Corriere della Sera

L’UOMO VINSE SUI COMPUTER (PER FORTUNA)

- di Massimo Sideri

Si dice che la storia sia maestra di vita. Ci tocca sperarlo. Il 26 settembre del 1983, 39 anni fa, il mondo sfiorò l’Armageddon nucleare. Lo sfiorò senza artifici retorici: sarebbero bastati la pressione su un bottone, un pizzico di isterismo in più e qualche cellula grigia in meno da parte di chi aveva quel potere sotto il proprio dito. Non è un thriller, ma la cronaca di un ordinario eroismo che venne svelato solo molti anni dopo. Quel 26 settembre, nell’ultima propagine della Guerra fredda, accadde che il sistema satellitar­e dell’Urss si confuse, segnalando al tenente colonnello Stanislàv Petrov, che in quel momento aveva il compito di sorvegliar­e il mondo sul baratro, un attacco Usa in corso con 5 testate atomiche. Petrov controllò i radar di terra che non avevano rilevato nulla e prese la difficile decisione di giudicarlo un falso allarme: perché usare solo 5 missili sapendo che sarebbe esplosa l’Ultima guerra nucleare? Valutò senza ideologie in un mondo accecato da esse. Petrov morì nel 2017 con pochi riconoscim­enti da parte dell’Occidente e quasi nessuno da parte dell’ex blocco sovietico: la sua colpa era stata quella di aver svelato una falla nella tecnologia russa. L’orgoglio dei popoli è il padre di tutti gli errori.
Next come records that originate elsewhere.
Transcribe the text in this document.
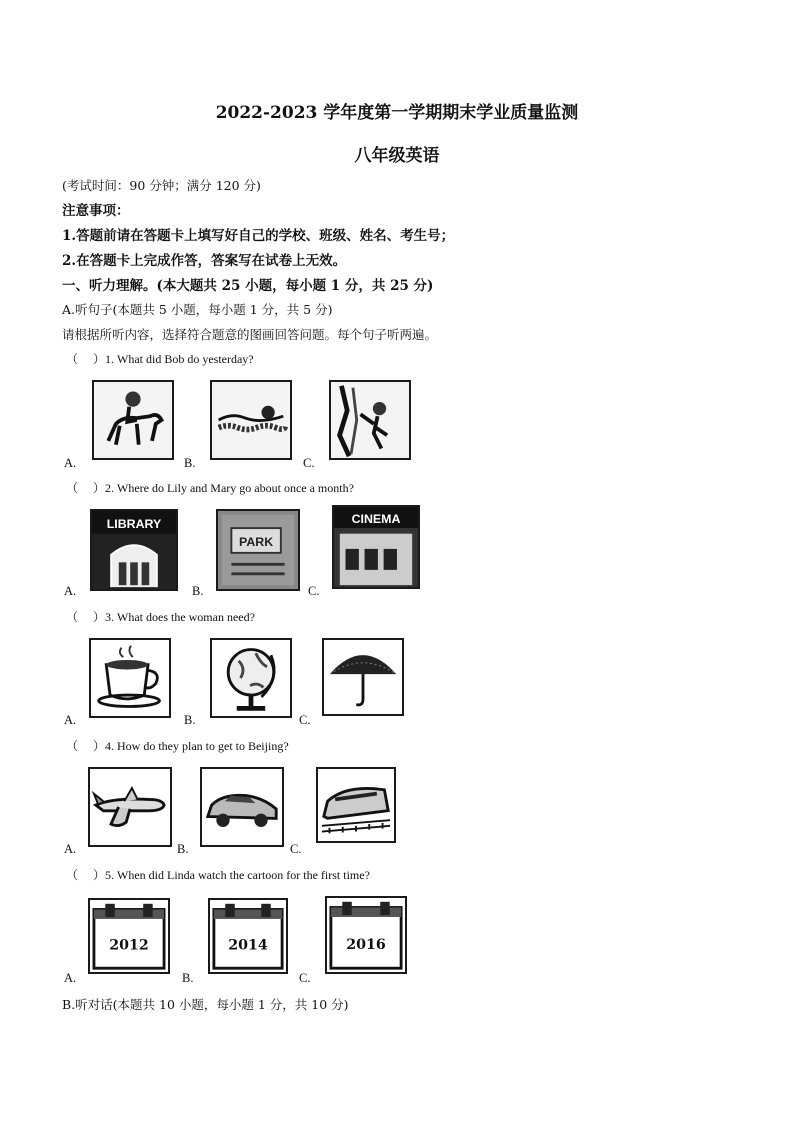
2022-2023 学年度第一学期期末学业质量监测
八年级英语
(考试时间：90 分钟；满分 120 分)
注意事项：
1.答题前请在答题卡上填写好自己的学校、班级、姓名、考生号；
2.在答题卡上完成作答，答案写在试卷上无效。
一、听力理解。(本大题共 25 小题，每小题 1 分，共 25 分)
A.听句子(本题共 5 小题，每小题 1 分，共 5 分)
请根据所听内容，选择符合题意的图画回答问题。每个句子听两遍。
（　 ）1. What did Bob do yesterday?
A.	B.	C.
（　 ）2. Where do Lily and Mary go about once a month?
LIBRARY
PARK
CINEMA
A.	B.	C.
（　 ）3. What does the woman need?
A.	B.	C.
（　 ）4. How do they plan to get to Beijing?
A.	B.	C.
（　 ）5. When did Linda watch the cartoon for the first time?
2012	2014	2016
A.	B.	C.
B.听对话(本题共 10 小题，每小题 1 分，共 10 分)
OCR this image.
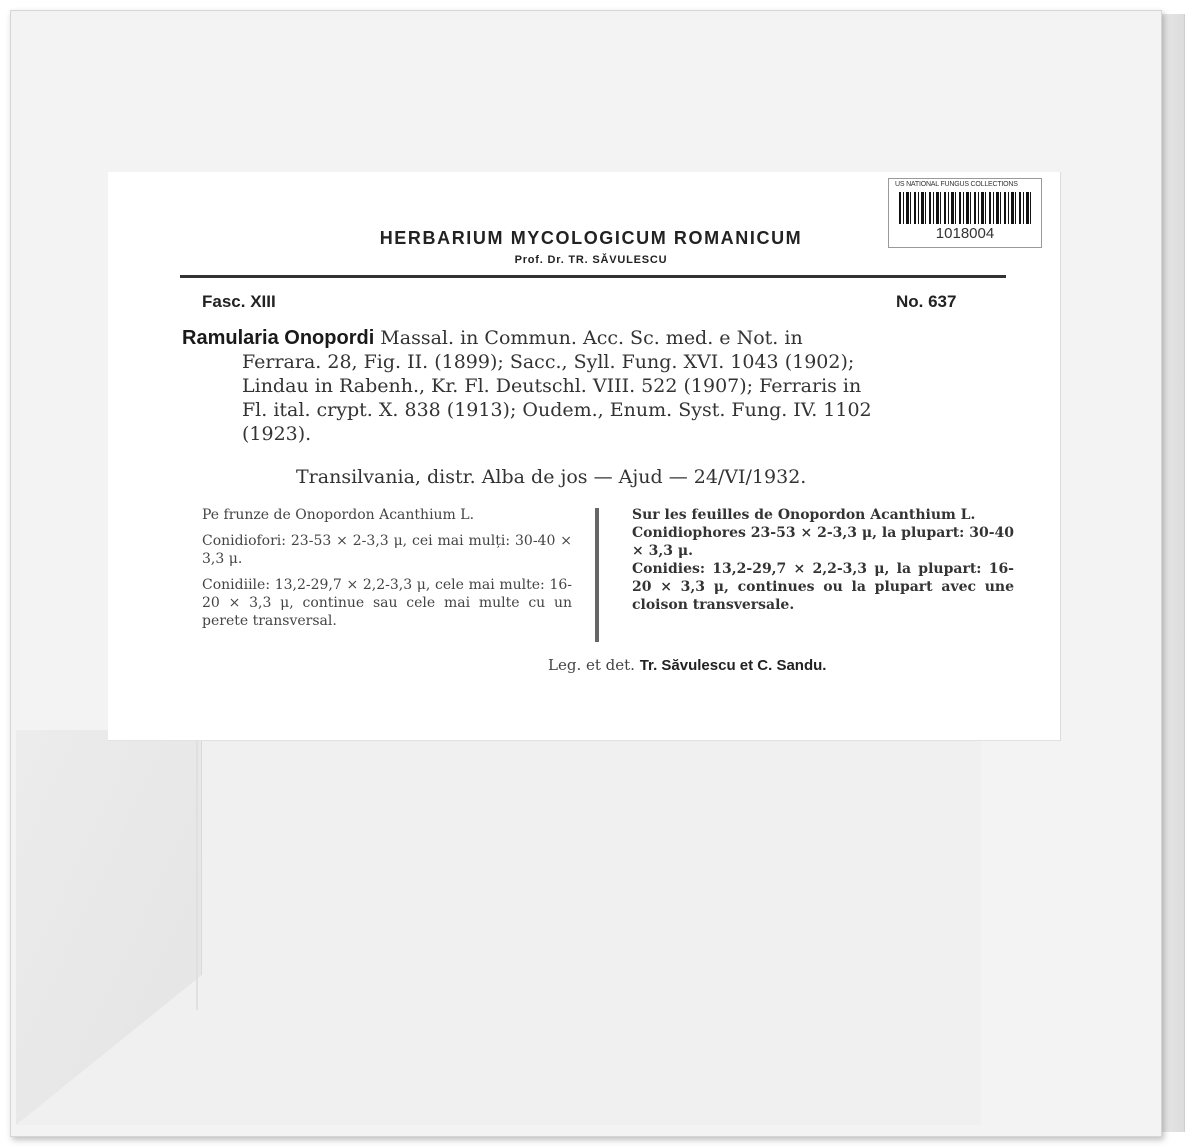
US NATIONAL FUNGUS COLLECTIONS
1018004
HERBARIUM MYCOLOGICUM ROMANICUM
Prof. Dr. TR. SĂVULESCU
Fasc. XIII	No. 637
Ramularia Onopordi Massal. in Commun. Acc. Sc. med. e Not. in
Ferrara. 28, Fig. II. (1899); Sacc., Syll. Fung. XVI. 1043 (1902);
Lindau in Rabenh., Kr. Fl. Deutschl. VIII. 522 (1907); Ferraris in
Fl. ital. crypt. X. 838 (1913); Oudem., Enum. Syst. Fung. IV. 1102
(1923).
Transilvania, distr. Alba de jos — Ajud — 24/VI/1932.

Pe frunze de Onopordon Acanthium L.

Conidiofori: 23-53 × 2-3,3 μ, cei mai mulți: 30-40 × 3,3 μ.

Conidiile: 13,2-29,7 × 2,2-3,3 μ, cele mai multe: 16-20 × 3,3 μ, continue sau cele mai multe cu un perete transversal.

Sur les feuilles de Onopordon Acanthium L.

Conidiophores 23-53 × 2-3,3 μ, la plupart: 30-40 × 3,3 μ.

Conidies: 13,2-29,7 × 2,2-3,3 μ, la plupart: 16-20 × 3,3 μ, continues ou la plupart avec une cloison transversale.

Leg. et det. Tr. Săvulescu et C. Sandu.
Dopo l’escalation verbale di Vladimir Putin e il veloce rischio di assuefazio­ne che l’informazio­ne del 2022 mostra di avere a contatto con il dizionario del radicalism­o, la storia di Petrov va (ri)scoperta. Le lezioni che ci ha lasciato sono molteplici: 1) Intelligen­za umana batte quella artificial­e: Petrov dimostrò la forza dell’homo sapiens nel decifrare l’incoerenza della tecnologia. E oggi ne abbiamo molta più che nel 1983. 2) Non dobbiamo commettere l’errore di pensare che tutti i russi siano folli. Non abbiamo il monopolio del buon senso, per fortuna. 3) La storia è sì maestra di vita, ma a una condizione necessaria e non sufficient­e: la dobbiamo conoscere. Altrimenti è come lanciarsi da un aereo con il paracadute, ma senza aprirlo.